I had been munching all the afternoon. Nevertheless, this humble chambermaid’s kind attention touched me as much as — if not even more than — all the marks of affection of which I had been the object. I could not help asking her “why” she was so good to me: was it mainly because she had guessed that I was travelling with very little money (as I was indeed) or was there . . . another reason?
“It is because I love you,” said she. “And I love you because you are one of us.”
The answer brought tears into my eyes. It was Germany’s welcome to me after three years of absence — and after nearly thirty years of silent allegiance to the greatest of all her sons.
It was past midnight when Luise K. left my room. I had shown her the one sample I possessed of the posters I had stuck up in Germany in early 1949: “German people, what have the Democracies brought you? . . .” She had shown me the photograph of her husband, who had died for the Führer and for the Greater Reich.

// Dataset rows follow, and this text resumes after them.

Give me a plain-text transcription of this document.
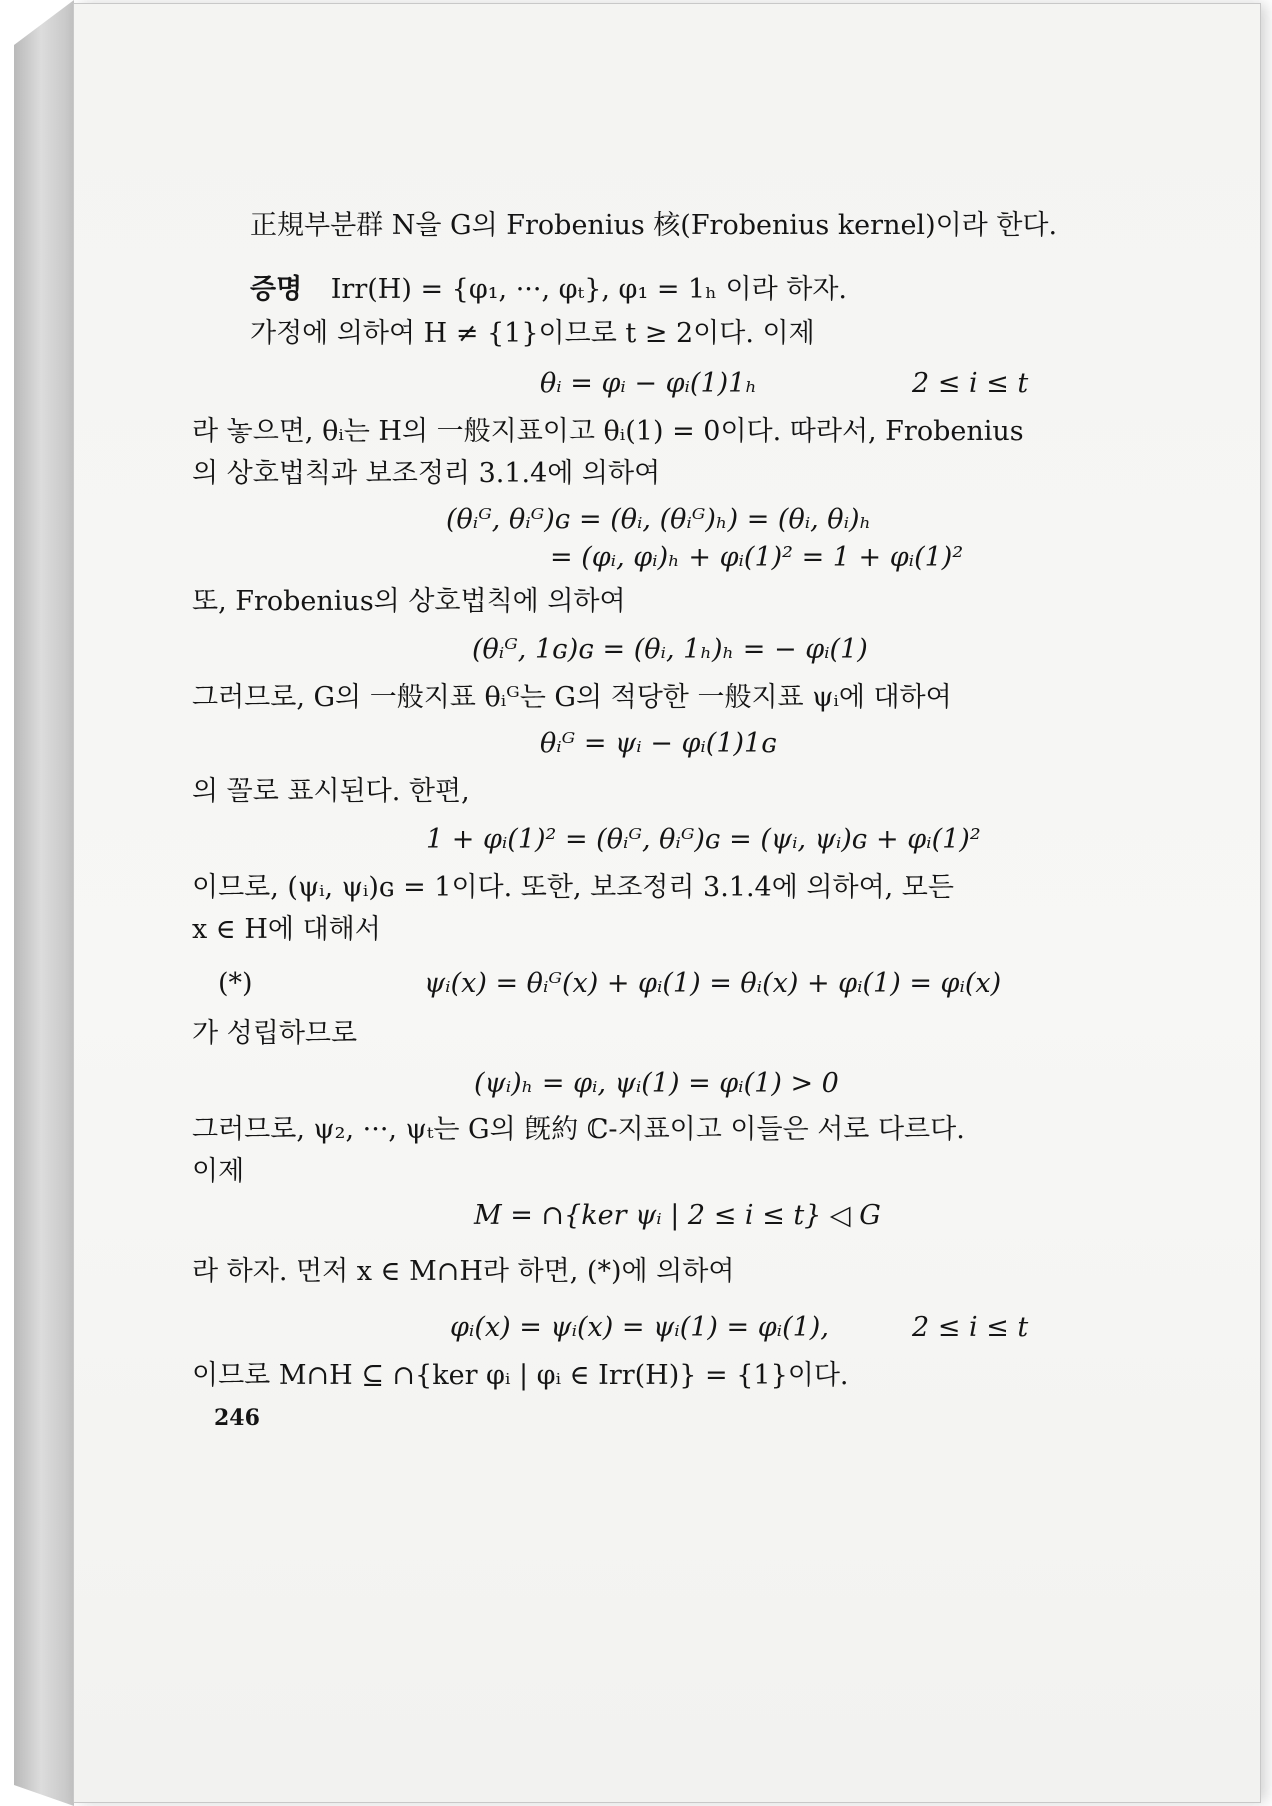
正規부분群 N을 G의 Frobenius 核(Frobenius kernel)이라 한다.
증명 Irr(H) = {φ₁, ···, φₜ}, φ₁ = 1ₕ 이라 하자.
가정에 의하여 H ≠ {1}이므로 t ≥ 2이다. 이제
θᵢ = φᵢ − φᵢ(1)1ₕ	2 ≤ i ≤ t
라 놓으면, θᵢ는 H의 一般지표이고 θᵢ(1) = 0이다. 따라서, Frobenius
의 상호법칙과 보조정리 3.1.4에 의하여
(θᵢᴳ, θᵢᴳ)ɢ = (θᵢ, (θᵢᴳ)ₕ) = (θᵢ, θᵢ)ₕ
= (φᵢ, φᵢ)ₕ + φᵢ(1)² = 1 + φᵢ(1)²
또, Frobenius의 상호법칙에 의하여
(θᵢᴳ, 1ɢ)ɢ = (θᵢ, 1ₕ)ₕ = − φᵢ(1)
그러므로, G의 一般지표 θᵢᴳ는 G의 적당한 一般지표 ψᵢ에 대하여
θᵢᴳ = ψᵢ − φᵢ(1)1ɢ
의 꼴로 표시된다. 한편,
1 + φᵢ(1)² = (θᵢᴳ, θᵢᴳ)ɢ = (ψᵢ, ψᵢ)ɢ + φᵢ(1)²
이므로, (ψᵢ, ψᵢ)ɢ = 1이다. 또한, 보조정리 3.1.4에 의하여, 모든
x ∈ H에 대해서
(*)	ψᵢ(x) = θᵢᴳ(x) + φᵢ(1) = θᵢ(x) + φᵢ(1) = φᵢ(x)
가 성립하므로
(ψᵢ)ₕ = φᵢ, ψᵢ(1) = φᵢ(1) > 0
그러므로, ψ₂, ···, ψₜ는 G의 旣約 ℂ-지표이고 이들은 서로 다르다.
이제
M = ∩{ker ψᵢ | 2 ≤ i ≤ t} ◁ G
라 하자. 먼저 x ∈ M∩H라 하면, (*)에 의하여
φᵢ(x) = ψᵢ(x) = ψᵢ(1) = φᵢ(1),	2 ≤ i ≤ t
이므로 M∩H ⊆ ∩{ker φᵢ | φᵢ ∈ Irr(H)} = {1}이다.
246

Having nothing better to give her, I gave her a box of raisins that I had brought from Greece. “Do you know what I would like from you?” said she, after thanking me.
“What?”
“A postcard from Braunau, where you are going tomorrow; a postcard showing the house in which our Führer was born.”
“I shall send you one if I can find one,” replied I.
“The spirit of the great days lives in, you,” added she as she got up. “I shall never forget you! Heil Hitler!”
I lifted my right arm, conscious that I was accomplishing a rite, and greeted her in my turn: “Heil Hitler!”
These were the last words I exchanged in Linz.